Liberal Religion is Not Just Compromise

What inspired you to write A House for Hope? What sparked your interest?

As lifelong progressive people of faith, we are tired of religion getting a bad rap because religious fundamentalists and right-wingers lend the power of religion to support unholy causes. We disagree with their theology and their politics—but we don’t think the solution is to do away with religion. We wrote this book to assert that progressive religion has the alternative spiritual resources needed for the challenges of our time and it has long countered the follies of religious fundamentalism with creative, responsible, and life-affirming faith. We need less bad religion and more good religion—that’s what this book argues.

What is the most important take-home message for readers?

Looking to the future, we see the tide of progressive religion rising. It will fill the vacuum created by the failure of the religious right to adequately address the issues of our day: global warming, torture and terrorism, religious prejudice, and the growing gap between the rich and the poor. In order for this tide to rise, progressive people need a renewed awareness that progressive religion has powerful theological alternatives that have inspired social justice causes from women’s rights and the abolition of slavery to present-day struggles for marriage equality and ecological stewardship. Additionally, progressive people need a renewed commitment to building and sustaining communities of faith—houses of hope—that can nourish our values and empower us for the long-haul change needed to establish a just and sustainable society.

Is there anything you had to leave out?

We love the 19th-century progressive religious leaders, such as Elizabeth Peabody, William Ellery Channing, or Francis Ellen Watkins Harper, and 20th-century giants like Walter Rauschenbusch, Howard Thurman, Dorothy Day and more. We originally quoted great chunks of their writing. But secondhand words mostly ended on the cutting room floor. We hope our own words will inspire some readers to acquaint themselves with the luminaries from the progressive religious heritage. 

What are some of the biggest misconceptions about your topic?

That liberal religion is just a flimsy accommodation to “secularism” and “modernity” rather than a deep faith that is both intellectually responsible and emotionally alive. That the history of liberal Christianity ran its course by the 1920s and that it failed because of an overly optimistic view of human nature and an inadequate understanding of evil. That there is no Muslim expression of progressive faith. That progressive Jews are all secular, rather than practicing members of religious communities. That social progress can occur without alternative, progressive answers to basic theological questions.

Did you have a specific audience in mind when writing?

Yes, we were especially interested in speaking to progressive people who have lost track of the religious roots of their values and hopes. Most of all, we had in mind youth and young adults who are passionate about social justice work, but need a sustaining spiritual practice and community that will nourish their activism for the long haul, along with a theological framework of meaning that will give their lives depth.

Are you hoping to just inform readers?
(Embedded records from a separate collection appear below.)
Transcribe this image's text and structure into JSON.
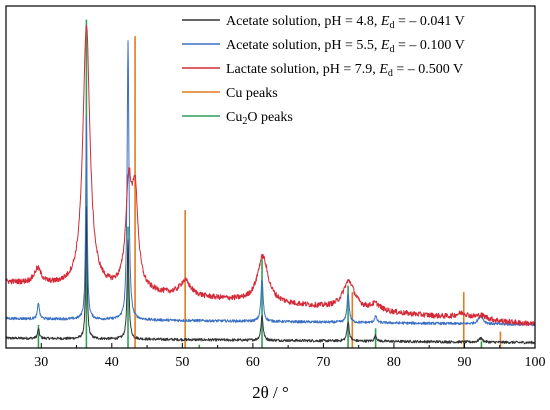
{
  "chart_data": {
    "type": "line",
    "xlabel": "2θ / °",
    "ylabel": "",
    "xlim": [
      25,
      100
    ],
    "xticks": [
      30,
      40,
      50,
      60,
      70,
      80,
      90,
      100
    ],
    "grid": false,
    "legend_position": "top-right",
    "series": [
      {
        "name": "Acetate solution, pH = 4.8, E_d = – 0.041 V",
        "legend_parts": [
          "Acetate solution, pH = 4.8, ",
          "E",
          "d",
          " = – 0.041 V"
        ],
        "color": "#333333",
        "baseline": 0.03,
        "slope_per_deg": -0.00018,
        "noise": 0.004,
        "peaks": [
          {
            "x": 29.6,
            "h": 0.03,
            "w": 0.15
          },
          {
            "x": 36.4,
            "h": 0.4,
            "w": 0.12
          },
          {
            "x": 42.3,
            "h": 0.3,
            "w": 0.15
          },
          {
            "x": 61.3,
            "h": 0.075,
            "w": 0.18
          },
          {
            "x": 73.5,
            "h": 0.06,
            "w": 0.18
          },
          {
            "x": 77.4,
            "h": 0.018,
            "w": 0.18
          },
          {
            "x": 92.3,
            "h": 0.012,
            "w": 0.3
          }
        ]
      },
      {
        "name": "Acetate solution, pH = 5.5, E_d = – 0.100 V",
        "legend_parts": [
          "Acetate solution, pH = 5.5, ",
          "E",
          "d",
          " = – 0.100 V"
        ],
        "color": "#3a6fc4",
        "baseline": 0.09,
        "slope_per_deg": -0.00025,
        "noise": 0.004,
        "peaks": [
          {
            "x": 29.6,
            "h": 0.05,
            "w": 0.15
          },
          {
            "x": 36.4,
            "h": 0.62,
            "w": 0.12
          },
          {
            "x": 42.3,
            "h": 0.85,
            "w": 0.15
          },
          {
            "x": 61.3,
            "h": 0.13,
            "w": 0.18
          },
          {
            "x": 73.5,
            "h": 0.09,
            "w": 0.18
          },
          {
            "x": 77.4,
            "h": 0.02,
            "w": 0.2
          },
          {
            "x": 92.3,
            "h": 0.025,
            "w": 0.4
          }
        ]
      },
      {
        "name": "Lactate solution, pH = 7.9, E_d = – 0.500 V",
        "legend_parts": [
          "Lactate solution, pH = 7.9, ",
          "E",
          "d",
          " = – 0.500 V"
        ],
        "color": "#d42a37",
        "baseline": 0.2,
        "slope_per_deg": -0.0017,
        "noise": 0.008,
        "peaks": [
          {
            "x": 29.5,
            "h": 0.045,
            "w": 0.6
          },
          {
            "x": 36.4,
            "h": 0.8,
            "w": 0.6
          },
          {
            "x": 42.4,
            "h": 0.3,
            "w": 0.5
          },
          {
            "x": 43.3,
            "h": 0.28,
            "w": 0.5
          },
          {
            "x": 50.4,
            "h": 0.045,
            "w": 0.9
          },
          {
            "x": 61.4,
            "h": 0.14,
            "w": 0.9
          },
          {
            "x": 73.6,
            "h": 0.085,
            "w": 1.0
          },
          {
            "x": 77.4,
            "h": 0.02,
            "w": 0.8
          },
          {
            "x": 89.7,
            "h": 0.015,
            "w": 1.0
          },
          {
            "x": 92.4,
            "h": 0.012,
            "w": 1.0
          }
        ]
      }
    ],
    "reference_peaks": [
      {
        "name": "Cu peaks",
        "legend_parts": [
          "Cu peaks"
        ],
        "color": "#e07b20",
        "lines": [
          {
            "x": 43.3,
            "h": 0.95
          },
          {
            "x": 50.4,
            "h": 0.42
          },
          {
            "x": 74.1,
            "h": 0.17
          },
          {
            "x": 89.9,
            "h": 0.17
          },
          {
            "x": 95.1,
            "h": 0.05
          }
        ]
      },
      {
        "name": "Cu2O peaks",
        "legend_parts": [
          "Cu",
          "2",
          "O peaks"
        ],
        "color": "#2e9e5b",
        "lines": [
          {
            "x": 29.6,
            "h": 0.07
          },
          {
            "x": 36.4,
            "h": 1.0
          },
          {
            "x": 42.3,
            "h": 0.37
          },
          {
            "x": 52.4,
            "h": 0.01
          },
          {
            "x": 61.3,
            "h": 0.27
          },
          {
            "x": 73.5,
            "h": 0.19
          },
          {
            "x": 77.4,
            "h": 0.06
          },
          {
            "x": 92.4,
            "h": 0.02
          }
        ]
      }
    ]
  }
}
Give them pleasure? Piss them off?

We want to delight, surprise, and motivate readers. We include stories of ordinary people to inspire commitment to being part of a “house for hope” by participating in building and sustaining progressive religious communities. Also, we want to give readers theological tools and language that they can use to counter the religious right.

What alternative title would you give the book?

“A Primer in Progressive Theology.”

How do you feel about the cover?

It’s very inviting and says something important about the book. It shows an open door, full of clear glass, that suggests you are about to leave the house and step into the world. That’s where we want readers to go.

Is there a book out there you wish you had written? Which one? Why?

Daniel C. Maguire’s Whose Church?—a witty and insightful introduction to progressive Roman Catholicism and contemporary social issues. But we couldn’t have written it because we are Protestants. We are glad he did.

What’s your next book?

John is working on a people’s history of Universalists and Unitarians in America. Rebecca is contemplating writing a theology of redemptive beauty.